DESCRIPTION (provided by applicant): Previously we have shown that extracellular (ex) heat shock protein (HSP)60 causes cardiac myocyte apoptosis and the synthesis of TNF and IL-1$. Blocking toll-like receptor (TLR)4 decreased, but did not abolish apoptosis, suggesting that the interaction of HSP60 with TLR4 is complex and involves other proteins. Our over-arching hypothesis is that HSP60 can cause apoptosis and inflammation, and this is associated with abnormal expression, distribution or post-translational modification of HSP60. We will expand our investigation in this important area with 3 specific aims designed to further define the role of HSP60 in heart failure and other cardiovascular disease. SA1 - Investigate the mechanism(s) of exHSP60 mediated apoptosis and inflammation. We will extend our investigation of TLR4 in exHSP60 signaling, determine whether, Eritoran, an inhibitor of TLR4, can reduce apoptosis in vitro and in vivo, and further characterize plasma membrane associated HSP60. SA2 - Investigate extracellular HSP60 trafficking and the role of post-translational modification in its toxicity. We hypothesize that post-translational modifications of HSP60 influence its localization and its extracellular toxicity. Studies have found high levels of HSP60 in the blood of patients with diabetes and other diseases. We will investigate the role of post- translational modifications as well as exosomes in the toxicity of this HSP60. Second we will examine the source of membrane associated HSP60. SA3 - Investigate the role of HSP60 in Repetitive Injury and the Heat Shock Paradox - The heat shock response is protective, and yet, when the heat shock response is induced after an inflammatory stress, rather than protection, increased injury occurs, hence. We found that HSP60 is increased after inflammation followed by heat shock, but not when the order of these stimuli is reversed. This increase in HSP60 is associated with increased apoptosis. In addition, blocking activated heat shock factor (HSF) decreased apoptosis. We will investigate the role of HSF1 and 2 in the heat shock paradox with selective knockout models.
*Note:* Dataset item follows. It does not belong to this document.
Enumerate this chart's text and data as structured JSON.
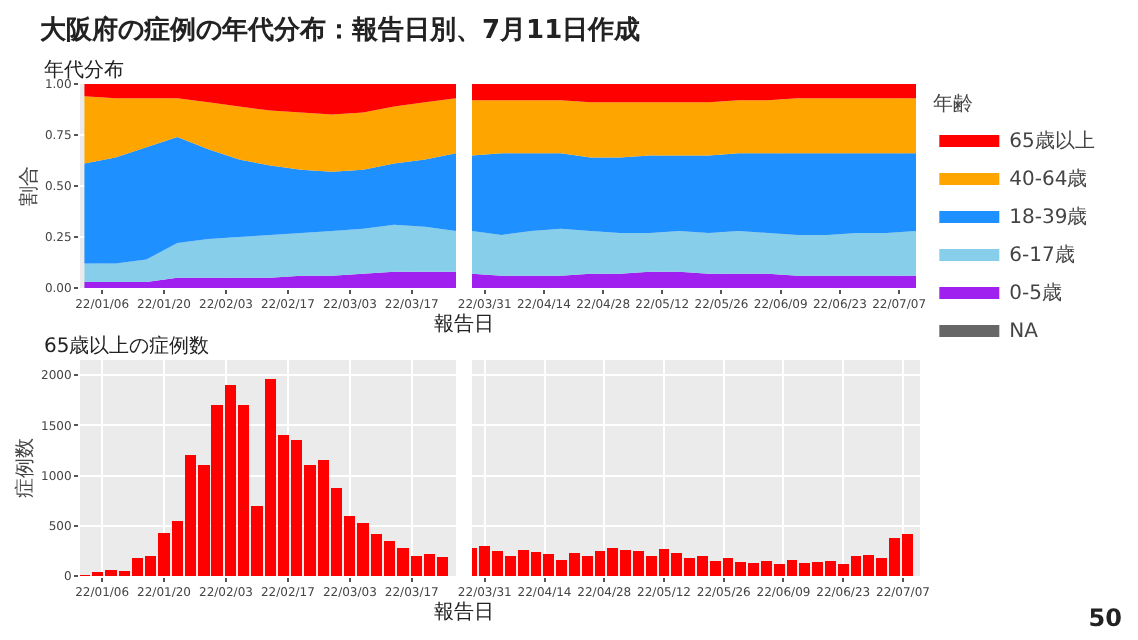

HSP60's role in the heat shock paradox will be studied by examining its cellular localization and manipulating its expression. The planned work will expand the PI's investigation of HSP60 and its role in cardiovascular inflammation and apoptosis and has the potential to lead to new therapeutic approaches to heart failure.

描述（申请人提供）：之前我们已经证明细胞外（ex）热休克蛋白（HSP）60导致心肌细胞凋亡以及TNF和IL-1$的合成。阻断 Toll 样受体 (TLR)4 会减少细胞凋亡，但不会消除细胞凋亡，这表明 HSP60 与 TLR4 的相互作用很复杂，并涉及其他蛋白质。我们的首要假设是 HSP60 可以引起细胞凋亡和炎症，这与 HSP60 的异常表达、分布或翻译后修饰有关。我们将通过 3 个具体目标扩大这一重要领域的研究，旨在进一步明确 HSP60 在心力衰竭和其他心血管疾病中的作用。 SA1 - 研究 exHSP60 介导的细胞凋亡和炎症的机制。我们将扩展对 TLR4 在 exHSP60 信号传导中的研究，确定 TLR4 抑制剂 Eritoran 是否可以在体外和体内减少细胞凋亡，并进一步表征质膜相关的 HSP60。 SA2 - 研究细胞外 HSP60 运输以及翻译后修饰对其毒性的作用。我们假设 HSP60 的翻译后修饰影响其定位及其细胞外毒性。研究发现，糖尿病和其他疾病患者的血液中 HSP60 水平较高。我们将研究翻译后修饰以及外泌体在该 HSP60 毒性中的作用。其次，我们将检查膜相关 HSP60 的来源。 SA3 - 研究 HSP60 在重复性损伤和热休克悖论中的作用 - 热休克反应是保护性的，然而，当炎症应激后诱导热休克反应而不是保护时，就会增加损伤，因此。我们发现，在炎症和热休克后，HSP60 会增加，但当这些刺激的顺序颠倒时，HSP60 不会增加。 HSP60 的增加与细胞凋亡的增加相关。此外，阻断激活的热休克因子（HSF）可减少细胞凋亡。我们将通过选择性敲除模型研究 HSF1 和 2 在热休克悖论中的作用。 HSP60 在热休克悖论中的作用将通过检查其细胞定位和操纵其表达来研究。计划中的工作将扩大 PI 对 HSP60 及其在心血管炎症和细胞凋亡中的作用的研究，并有可能开发出治疗心力衰竭的新方法。